Fear and controversy

Nov. 7, 2011
When did hydraulic fracturing become controversial? The oil and gas industry has applied the technique since 1947 in more than 1 million wells.

When did hydraulic fracturing become controversial? The oil and gas industry has applied the technique since 1947 in more than 1 million wells. Until recently, the procedure escaped popular notice. Now, hydraulic fracturing appears often in general news reports about booming shale plays, described as often as not as "controversial."

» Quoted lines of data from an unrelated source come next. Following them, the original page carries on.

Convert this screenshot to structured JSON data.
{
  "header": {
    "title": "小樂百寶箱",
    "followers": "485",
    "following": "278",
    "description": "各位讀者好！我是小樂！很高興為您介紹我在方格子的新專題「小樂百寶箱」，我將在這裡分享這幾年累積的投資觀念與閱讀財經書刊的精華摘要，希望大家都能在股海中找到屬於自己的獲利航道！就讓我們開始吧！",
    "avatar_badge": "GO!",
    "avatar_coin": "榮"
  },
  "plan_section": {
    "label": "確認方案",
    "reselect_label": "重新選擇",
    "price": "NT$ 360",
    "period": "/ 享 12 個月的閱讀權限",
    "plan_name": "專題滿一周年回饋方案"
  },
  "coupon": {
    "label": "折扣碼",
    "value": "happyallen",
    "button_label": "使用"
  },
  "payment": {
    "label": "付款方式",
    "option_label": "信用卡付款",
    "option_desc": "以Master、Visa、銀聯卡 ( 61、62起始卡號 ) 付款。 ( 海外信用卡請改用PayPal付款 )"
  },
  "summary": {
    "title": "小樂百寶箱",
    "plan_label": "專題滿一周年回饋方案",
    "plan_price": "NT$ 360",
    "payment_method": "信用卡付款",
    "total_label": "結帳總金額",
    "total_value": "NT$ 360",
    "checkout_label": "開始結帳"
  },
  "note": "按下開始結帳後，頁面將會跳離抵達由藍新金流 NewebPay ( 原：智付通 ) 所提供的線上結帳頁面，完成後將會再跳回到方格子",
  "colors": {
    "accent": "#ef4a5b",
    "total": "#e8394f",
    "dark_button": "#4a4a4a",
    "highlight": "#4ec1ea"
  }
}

For an operation conducted so regularly and so long without harmful consequence, this is strange. Has hydraulic fracturing suddenly created calamity? Has it been found to have generated peril that somehow went unnoticed for six decades? No. In a technical joint venture with horizontal drilling, it has raised prospective supply of oil and gas, undermined assertions that petroleum exhaustion is imminent, and made the need to develop costly alternatives look less than urgent.

Promulgating fear

Hydraulic fracturing became controversial when interest groups opposing oil and gas drilling and consumption promulgated fear about the technique. The tactic is familiar. It's in full use in opposition to the Keystone XL pipeline between the oil sands region of Alberta and refining centers on the Texas Gulf Coast. The targeted operations, disparate as well-completion and transportation are, even share an alleged risk: damage to subsurface drinking water. In both cases, the risk is minuscule and the fear, exaggerated.

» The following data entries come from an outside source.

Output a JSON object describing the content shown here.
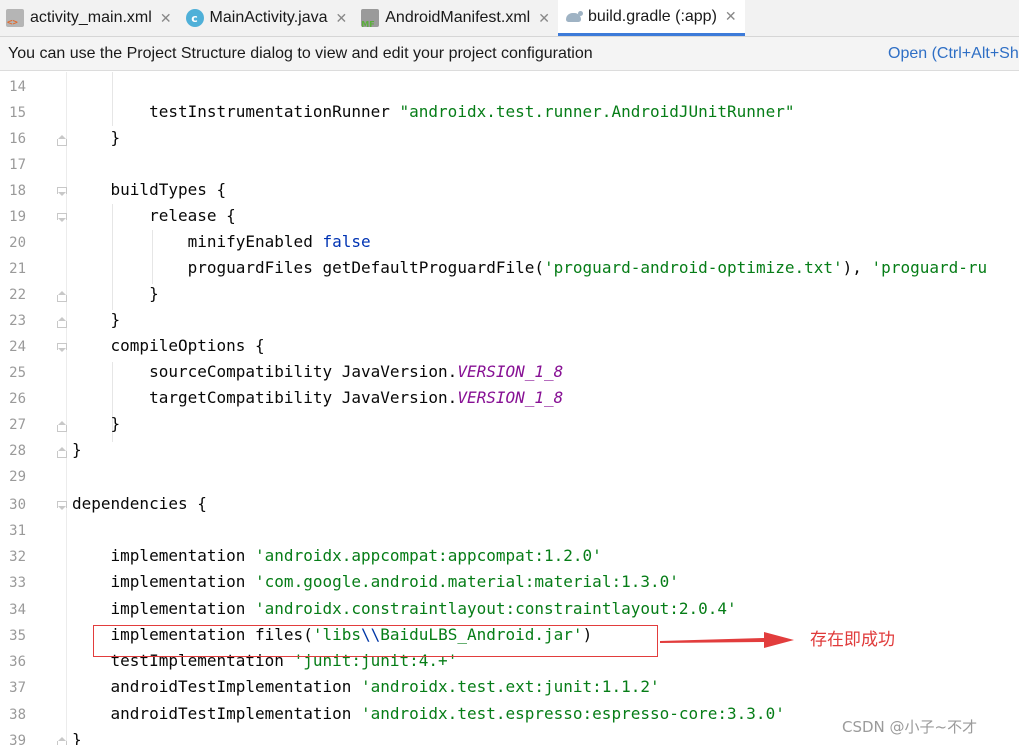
{
  "tabs": [
    {
      "label": "activity_main.xml",
      "icon": "xml-layout-icon",
      "active": false
    },
    {
      "label": "MainActivity.java",
      "icon": "java-class-icon",
      "active": false
    },
    {
      "label": "AndroidManifest.xml",
      "icon": "manifest-icon",
      "active": false
    },
    {
      "label": "build.gradle (:app)",
      "icon": "gradle-icon",
      "active": true
    }
  ],
  "notification": {
    "message": "You can use the Project Structure dialog to view and edit your project configuration",
    "action": "Open (Ctrl+Alt+Sh"
  },
  "editor": {
    "lines": [
      {
        "num": "14",
        "text": ""
      },
      {
        "num": "15",
        "pre": "        testInstrumentationRunner ",
        "str": "\"androidx.test.runner.AndroidJUnitRunner\""
      },
      {
        "num": "16",
        "text": "    }"
      },
      {
        "num": "17",
        "text": ""
      },
      {
        "num": "18",
        "text": "    buildTypes {"
      },
      {
        "num": "19",
        "text": "        release {"
      },
      {
        "num": "20",
        "pre": "            minifyEnabled ",
        "kw": "false"
      },
      {
        "num": "21",
        "pre": "            proguardFiles getDefaultProguardFile(",
        "str1": "'proguard-android-optimize.txt'",
        "mid": "), ",
        "str2": "'proguard-ru"
      },
      {
        "num": "22",
        "text": "        }"
      },
      {
        "num": "23",
        "text": "    }"
      },
      {
        "num": "24",
        "text": "    compileOptions {"
      },
      {
        "num": "25",
        "pre": "        sourceCompatibility JavaVersion.",
        "const": "VERSION_1_8"
      },
      {
        "num": "26",
        "pre": "        targetCompatibility JavaVersion.",
        "const": "VERSION_1_8"
      },
      {
        "num": "27",
        "text": "    }"
      },
      {
        "num": "28",
        "text": "}"
      },
      {
        "num": "29",
        "text": ""
      },
      {
        "num": "30",
        "text": "dependencies {"
      },
      {
        "num": "31",
        "text": ""
      },
      {
        "num": "32",
        "pre": "    implementation ",
        "str": "'androidx.appcompat:appcompat:1.2.0'"
      },
      {
        "num": "33",
        "pre": "    implementation ",
        "str": "'com.google.android.material:material:1.3.0'"
      },
      {
        "num": "34",
        "pre": "    implementation ",
        "str": "'androidx.constraintlayout:constraintlayout:2.0.4'"
      },
      {
        "num": "35",
        "pre": "    implementation files(",
        "s_a": "'libs",
        "s_esc": "\\\\",
        "s_b": "BaiduLBS_Android.jar'",
        "post": ")"
      },
      {
        "num": "36",
        "pre": "    testImplementation ",
        "str": "'junit:junit:4.+'"
      },
      {
        "num": "37",
        "pre": "    androidTestImplementation ",
        "str": "'androidx.test.ext:junit:1.1.2'"
      },
      {
        "num": "38",
        "pre": "    androidTestImplementation ",
        "str": "'androidx.test.espresso:espresso-core:3.3.0'"
      },
      {
        "num": "39",
        "text": "}"
      }
    ]
  },
  "annotation": {
    "text": "存在即成功",
    "color": "#e03b3b"
  },
  "watermark": "CSDN @小子~不才"
}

But in both cases, the tactic has been effective. A pipeline that should be under construction by now still awaits approval by the US government, which, according to recent reports, might not make a decision until next year. Meanwhile, the Environmental Protection Agency, having once found little risk in hydraulic fracturing, now plans to regulate the procedure as though state oversight has been insufficient.

As a way to obstruct physical activity, fear works. And against an unpopular industry about which famously little is understood by outsiders, fear is easy to foment. When people think an activity might poison their drinking water, they naturally don't want it to occur. So groups opposed to the activity tell them it will poison their drinking water. They organize information campaigns. The fabricated conflict stirs the interest of news reporters who don't know a frac truck from a sideboom tractor. Presto! Hydraulic fracturing is controversial.

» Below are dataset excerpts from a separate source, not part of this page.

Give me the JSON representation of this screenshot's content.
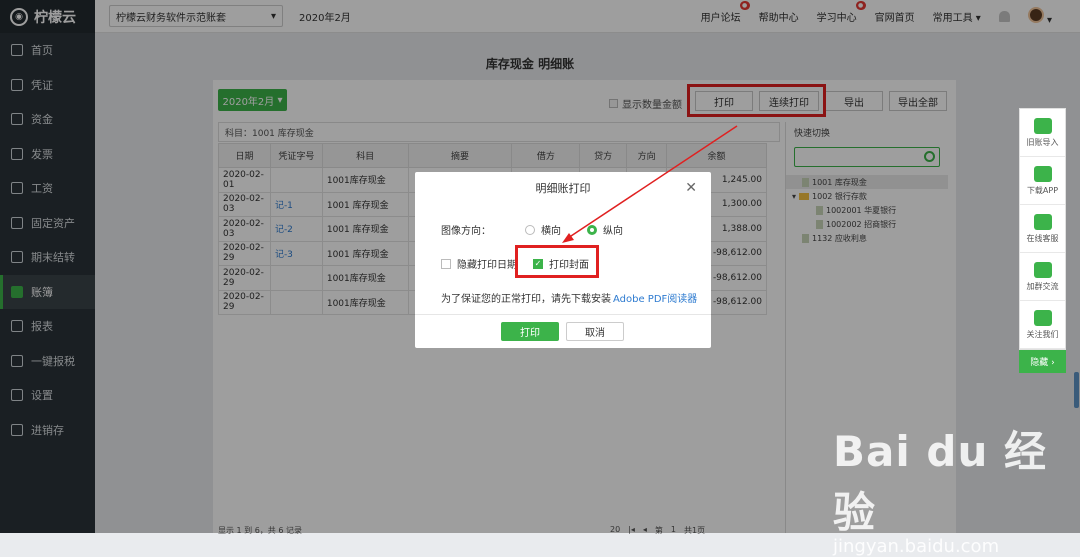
{
  "app": {
    "logo": "柠檬云"
  },
  "sidebar": {
    "items": [
      {
        "label": "首页"
      },
      {
        "label": "凭证"
      },
      {
        "label": "资金"
      },
      {
        "label": "发票"
      },
      {
        "label": "工资"
      },
      {
        "label": "固定资产"
      },
      {
        "label": "期末结转"
      },
      {
        "label": "账簿"
      },
      {
        "label": "报表"
      },
      {
        "label": "一键报税"
      },
      {
        "label": "设置"
      },
      {
        "label": "进销存"
      }
    ]
  },
  "topbar": {
    "account": "柠檬云财务软件示范账套",
    "period": "2020年2月",
    "links": [
      "用户论坛",
      "帮助中心",
      "学习中心",
      "官网首页",
      "常用工具"
    ]
  },
  "page": {
    "title": "库存现金 明细账"
  },
  "toolbar": {
    "date": "2020年2月",
    "show_qty": "显示数量金额",
    "print": "打印",
    "cont_print": "连续打印",
    "export": "导出",
    "export_all": "导出全部"
  },
  "subject_line": "科目：1001 库存现金",
  "table": {
    "headers": [
      "日期",
      "凭证字号",
      "科目",
      "摘要",
      "借方",
      "贷方",
      "方向",
      "余额"
    ],
    "rows": [
      {
        "date": "2020-02-01",
        "voucher": "",
        "subject": "1001库存现金",
        "balance": "1,245.00"
      },
      {
        "date": "2020-02-03",
        "voucher": "记-1",
        "subject": "1001 库存现金",
        "balance": "1,300.00"
      },
      {
        "date": "2020-02-03",
        "voucher": "记-2",
        "subject": "1001 库存现金",
        "balance": "1,388.00"
      },
      {
        "date": "2020-02-29",
        "voucher": "记-3",
        "subject": "1001 库存现金",
        "balance": "-98,612.00"
      },
      {
        "date": "2020-02-29",
        "voucher": "",
        "subject": "1001库存现金",
        "balance": "-98,612.00"
      },
      {
        "date": "2020-02-29",
        "voucher": "",
        "subject": "1001库存现金",
        "balance": "-98,612.00"
      }
    ]
  },
  "quick_switch": {
    "title": "快速切换",
    "items": [
      "1001 库存现金",
      "1002 银行存款",
      "1002001 华夏银行",
      "1002002 招商银行",
      "1132 应收利息"
    ]
  },
  "pager": {
    "info": "显示 1 到 6，共 6 记录",
    "page_size": "20",
    "page_label": "第",
    "page": "1",
    "total": "共1页"
  },
  "dialog": {
    "title": "明细账打印",
    "orientation_label": "图像方向：",
    "landscape": "横向",
    "portrait": "纵向",
    "hide_date": "隐藏打印日期",
    "print_cover": "打印封面",
    "note": "为了保证您的正常打印，请先下载安装",
    "note_link": "Adobe PDF阅读器",
    "ok": "打印",
    "cancel": "取消"
  },
  "rightbar": {
    "items": [
      "旧账导入",
      "下载APP",
      "在线客服",
      "加群交流",
      "关注我们"
    ],
    "hide": "隐藏 ›"
  },
  "watermark": {
    "brand": "Bai du 经验",
    "url": "jingyan.baidu.com"
  }
}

The oil and gas industry has performed admirably in its attempts to dispel fear through information, the rational antidote. Trade associations and individual companies have published fact sheets and purchased mass media advertisements proclaiming the safety of hydraulic fracturing and the rich economic potential of unconventional oil and gas resources. The Energy in Depth web site (www.energyindepth.org), maintained by a coalition of producers' groups, factually and effectively addresses the outbursts of antifracing lunacy that so frequently appear.

Important as they are, though, these efforts aren't enough. With appeals to jobs, growth, and energy security, they might, if they're able to capture enough attention, win over part of the large majority of Americans predisposed to neither aggressive oil and gas development nor a prompt halt to drilling. Other members of that decisive group will discount the benefits and hold out for risk-free activity, meaning no activity at all. Antidrilling groups will target their messages accordingly, aiming not to educate anyone but rather to frighten as many people as possible into rejecting all risk and taking obstructionist political action.

Two groups

In this political contest, the industry must understand that it confronts two very different groups. One group is simply fearful. That group needs facts and—dare anyone hope?—education. The other group is hostile. It includes extremists forever opposed to anything related to oil and gas, joined increasingly by individuals and groups with financial interests in alternative-energy projects jeopardized by new growth in supplies of cheap oil and gas.

To members of that latter group, information won't matter. For them, the only tactic with any hope for success is conflict, complete with questions about motive and disclosure of commercial interests. Conflict can be messy and uncomfortable. But, as opposition groups show, it gets a message into the news reports politicians heed.